Ce fut un choc, pour Emma, de comprendre que Regina la respectait. Qu'elle avait confiance en l'orpheline sans attrait. Comme lorsqu'elle avait vu dans ses yeux la chute d'Henri dans le lac : la veuve avait foncé sans même jeter un coup d'œil vers l'écran. N'aurait-elle pas dû vérifier ? Mais elle avait eu suffisamment confiance pour ne pas le faire.
Pourtant la blonde hésitait toujours.
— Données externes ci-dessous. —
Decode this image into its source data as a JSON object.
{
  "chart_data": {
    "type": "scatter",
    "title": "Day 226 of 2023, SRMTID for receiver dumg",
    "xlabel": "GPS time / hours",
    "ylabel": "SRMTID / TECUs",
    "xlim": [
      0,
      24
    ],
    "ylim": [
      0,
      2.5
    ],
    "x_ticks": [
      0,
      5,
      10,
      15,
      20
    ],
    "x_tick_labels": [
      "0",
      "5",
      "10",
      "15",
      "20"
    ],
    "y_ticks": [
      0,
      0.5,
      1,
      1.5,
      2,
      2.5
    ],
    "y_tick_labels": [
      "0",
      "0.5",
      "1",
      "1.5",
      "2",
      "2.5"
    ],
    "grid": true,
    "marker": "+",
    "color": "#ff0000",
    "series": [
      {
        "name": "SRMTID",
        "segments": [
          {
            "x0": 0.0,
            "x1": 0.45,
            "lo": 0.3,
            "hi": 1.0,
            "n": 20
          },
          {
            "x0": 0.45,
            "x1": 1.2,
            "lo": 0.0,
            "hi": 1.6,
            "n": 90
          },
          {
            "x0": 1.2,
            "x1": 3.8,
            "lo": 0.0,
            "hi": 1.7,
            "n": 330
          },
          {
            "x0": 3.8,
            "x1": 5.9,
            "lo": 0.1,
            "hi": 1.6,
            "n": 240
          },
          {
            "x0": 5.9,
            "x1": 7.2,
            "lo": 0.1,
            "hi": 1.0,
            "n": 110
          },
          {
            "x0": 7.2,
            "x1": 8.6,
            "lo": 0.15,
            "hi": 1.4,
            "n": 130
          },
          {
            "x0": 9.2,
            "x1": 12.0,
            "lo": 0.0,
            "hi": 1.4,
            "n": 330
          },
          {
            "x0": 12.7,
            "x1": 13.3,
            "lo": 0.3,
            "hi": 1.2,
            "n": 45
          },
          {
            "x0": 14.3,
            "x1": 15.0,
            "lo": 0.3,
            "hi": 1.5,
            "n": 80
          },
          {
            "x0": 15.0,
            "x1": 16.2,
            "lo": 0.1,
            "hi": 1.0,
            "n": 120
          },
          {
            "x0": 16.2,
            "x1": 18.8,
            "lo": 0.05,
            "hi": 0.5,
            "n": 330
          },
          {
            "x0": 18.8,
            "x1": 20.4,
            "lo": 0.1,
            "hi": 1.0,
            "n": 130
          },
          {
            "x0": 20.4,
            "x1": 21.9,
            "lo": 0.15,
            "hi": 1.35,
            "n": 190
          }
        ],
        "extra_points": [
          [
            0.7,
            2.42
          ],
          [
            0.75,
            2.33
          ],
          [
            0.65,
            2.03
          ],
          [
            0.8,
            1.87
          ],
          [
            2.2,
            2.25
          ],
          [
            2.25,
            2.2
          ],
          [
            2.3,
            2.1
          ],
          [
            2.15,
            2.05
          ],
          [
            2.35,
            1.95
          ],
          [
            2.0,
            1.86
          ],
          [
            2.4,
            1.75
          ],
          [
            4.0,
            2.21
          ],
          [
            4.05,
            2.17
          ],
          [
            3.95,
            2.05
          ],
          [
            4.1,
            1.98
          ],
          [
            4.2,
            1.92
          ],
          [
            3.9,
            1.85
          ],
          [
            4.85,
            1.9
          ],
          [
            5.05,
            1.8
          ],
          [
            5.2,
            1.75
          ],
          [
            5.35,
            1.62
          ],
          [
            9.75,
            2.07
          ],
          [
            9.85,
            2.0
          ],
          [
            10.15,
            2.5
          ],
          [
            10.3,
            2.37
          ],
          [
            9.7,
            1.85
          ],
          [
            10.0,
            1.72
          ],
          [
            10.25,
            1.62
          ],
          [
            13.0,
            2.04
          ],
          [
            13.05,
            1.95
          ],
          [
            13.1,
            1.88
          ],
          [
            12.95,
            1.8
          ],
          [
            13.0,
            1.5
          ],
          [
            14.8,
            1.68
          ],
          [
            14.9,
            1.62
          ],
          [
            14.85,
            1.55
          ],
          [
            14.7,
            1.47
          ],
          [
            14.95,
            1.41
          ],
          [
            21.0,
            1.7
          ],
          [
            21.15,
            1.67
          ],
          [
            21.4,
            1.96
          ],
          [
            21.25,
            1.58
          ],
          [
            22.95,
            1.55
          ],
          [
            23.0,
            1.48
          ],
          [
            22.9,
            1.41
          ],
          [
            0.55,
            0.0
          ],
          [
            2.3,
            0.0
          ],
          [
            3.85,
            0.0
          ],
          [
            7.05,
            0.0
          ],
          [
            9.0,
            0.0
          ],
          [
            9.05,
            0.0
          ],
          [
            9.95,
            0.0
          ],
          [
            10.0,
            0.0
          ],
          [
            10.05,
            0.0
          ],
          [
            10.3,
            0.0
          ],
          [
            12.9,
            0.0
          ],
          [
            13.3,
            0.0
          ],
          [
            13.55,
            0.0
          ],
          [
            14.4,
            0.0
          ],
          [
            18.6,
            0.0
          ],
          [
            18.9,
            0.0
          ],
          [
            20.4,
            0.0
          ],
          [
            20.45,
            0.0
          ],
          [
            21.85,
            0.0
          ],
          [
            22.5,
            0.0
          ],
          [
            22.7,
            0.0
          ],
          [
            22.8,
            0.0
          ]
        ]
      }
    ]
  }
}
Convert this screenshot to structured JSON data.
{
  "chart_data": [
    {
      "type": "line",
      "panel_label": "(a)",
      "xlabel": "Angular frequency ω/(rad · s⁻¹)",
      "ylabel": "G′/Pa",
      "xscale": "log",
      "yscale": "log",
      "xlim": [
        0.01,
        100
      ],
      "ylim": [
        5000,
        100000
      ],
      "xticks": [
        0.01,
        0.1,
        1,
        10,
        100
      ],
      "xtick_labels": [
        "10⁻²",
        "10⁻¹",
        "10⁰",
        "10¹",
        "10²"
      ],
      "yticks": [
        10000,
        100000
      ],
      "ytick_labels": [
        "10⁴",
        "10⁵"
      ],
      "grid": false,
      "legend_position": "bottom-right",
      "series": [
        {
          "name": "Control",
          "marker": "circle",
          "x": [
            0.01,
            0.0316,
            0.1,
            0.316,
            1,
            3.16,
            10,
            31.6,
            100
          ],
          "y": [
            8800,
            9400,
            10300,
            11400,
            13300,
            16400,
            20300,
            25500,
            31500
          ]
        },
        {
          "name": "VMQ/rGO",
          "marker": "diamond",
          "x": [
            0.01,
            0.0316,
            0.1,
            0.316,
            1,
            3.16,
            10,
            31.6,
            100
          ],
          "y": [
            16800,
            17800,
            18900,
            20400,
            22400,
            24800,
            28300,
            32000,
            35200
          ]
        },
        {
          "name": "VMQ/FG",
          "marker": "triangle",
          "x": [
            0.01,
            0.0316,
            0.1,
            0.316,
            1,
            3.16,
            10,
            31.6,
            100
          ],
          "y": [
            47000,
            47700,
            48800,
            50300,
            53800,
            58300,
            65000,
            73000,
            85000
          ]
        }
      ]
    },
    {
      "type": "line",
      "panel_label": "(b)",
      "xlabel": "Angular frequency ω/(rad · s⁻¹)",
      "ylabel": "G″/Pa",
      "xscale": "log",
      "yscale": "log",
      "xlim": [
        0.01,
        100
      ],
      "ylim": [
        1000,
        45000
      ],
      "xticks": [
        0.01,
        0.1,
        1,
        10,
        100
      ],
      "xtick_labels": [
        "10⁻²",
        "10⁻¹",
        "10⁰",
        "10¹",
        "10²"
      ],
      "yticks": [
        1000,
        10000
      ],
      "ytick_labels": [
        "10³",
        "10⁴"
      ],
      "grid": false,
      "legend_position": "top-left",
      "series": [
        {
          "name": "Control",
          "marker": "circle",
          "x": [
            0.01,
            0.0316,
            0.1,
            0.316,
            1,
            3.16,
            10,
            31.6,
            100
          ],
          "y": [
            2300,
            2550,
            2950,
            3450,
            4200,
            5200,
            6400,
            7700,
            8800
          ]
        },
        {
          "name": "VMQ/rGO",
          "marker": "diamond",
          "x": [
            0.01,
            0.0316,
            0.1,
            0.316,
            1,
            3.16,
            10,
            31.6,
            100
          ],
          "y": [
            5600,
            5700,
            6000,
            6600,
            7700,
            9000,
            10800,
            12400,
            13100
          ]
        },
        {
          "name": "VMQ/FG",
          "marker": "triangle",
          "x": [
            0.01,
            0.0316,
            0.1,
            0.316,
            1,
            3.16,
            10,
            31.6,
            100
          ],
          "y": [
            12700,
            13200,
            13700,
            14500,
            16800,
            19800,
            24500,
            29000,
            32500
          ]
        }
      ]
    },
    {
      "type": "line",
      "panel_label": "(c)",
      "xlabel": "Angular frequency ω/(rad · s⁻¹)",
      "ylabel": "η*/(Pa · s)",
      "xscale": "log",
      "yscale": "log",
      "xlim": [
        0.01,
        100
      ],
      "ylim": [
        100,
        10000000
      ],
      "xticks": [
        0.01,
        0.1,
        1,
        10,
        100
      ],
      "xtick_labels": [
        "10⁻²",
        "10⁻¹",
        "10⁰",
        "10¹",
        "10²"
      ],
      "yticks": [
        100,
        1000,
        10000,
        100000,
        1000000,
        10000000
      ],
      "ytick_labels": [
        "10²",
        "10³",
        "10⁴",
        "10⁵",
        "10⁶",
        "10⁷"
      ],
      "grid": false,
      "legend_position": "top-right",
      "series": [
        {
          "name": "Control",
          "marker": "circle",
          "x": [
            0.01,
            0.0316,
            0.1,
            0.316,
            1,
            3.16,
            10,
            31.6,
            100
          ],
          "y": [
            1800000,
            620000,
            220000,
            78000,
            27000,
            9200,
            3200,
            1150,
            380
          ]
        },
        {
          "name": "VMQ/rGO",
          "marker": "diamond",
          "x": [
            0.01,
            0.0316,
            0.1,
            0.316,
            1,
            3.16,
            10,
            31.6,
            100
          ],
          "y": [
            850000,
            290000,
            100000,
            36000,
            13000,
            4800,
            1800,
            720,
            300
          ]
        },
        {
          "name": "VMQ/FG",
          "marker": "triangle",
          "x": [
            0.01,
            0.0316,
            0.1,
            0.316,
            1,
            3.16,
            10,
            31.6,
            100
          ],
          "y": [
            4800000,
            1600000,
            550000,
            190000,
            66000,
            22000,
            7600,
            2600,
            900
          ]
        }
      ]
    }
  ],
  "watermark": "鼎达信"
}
Son trouble la poussait et l'éloignait de la commerçante, tel le ressac. Il lui semblait que, si elle connaissait davantage l'ancienne militaire, elle se sentirait plus rassurée, moins en danger, moins vulnérable. Elle ne voulait pas seulement que celle-ci la comprenne, elle voulait que ce soit réciproque, ne serait-ce que parce qu'elle éprouvait l'étrange sensation que la commerçante appartenait à ce type de femme dont Emma pourrait, malgré elle, tomber amoureuse. Et sans doute l'était-elle même déjà.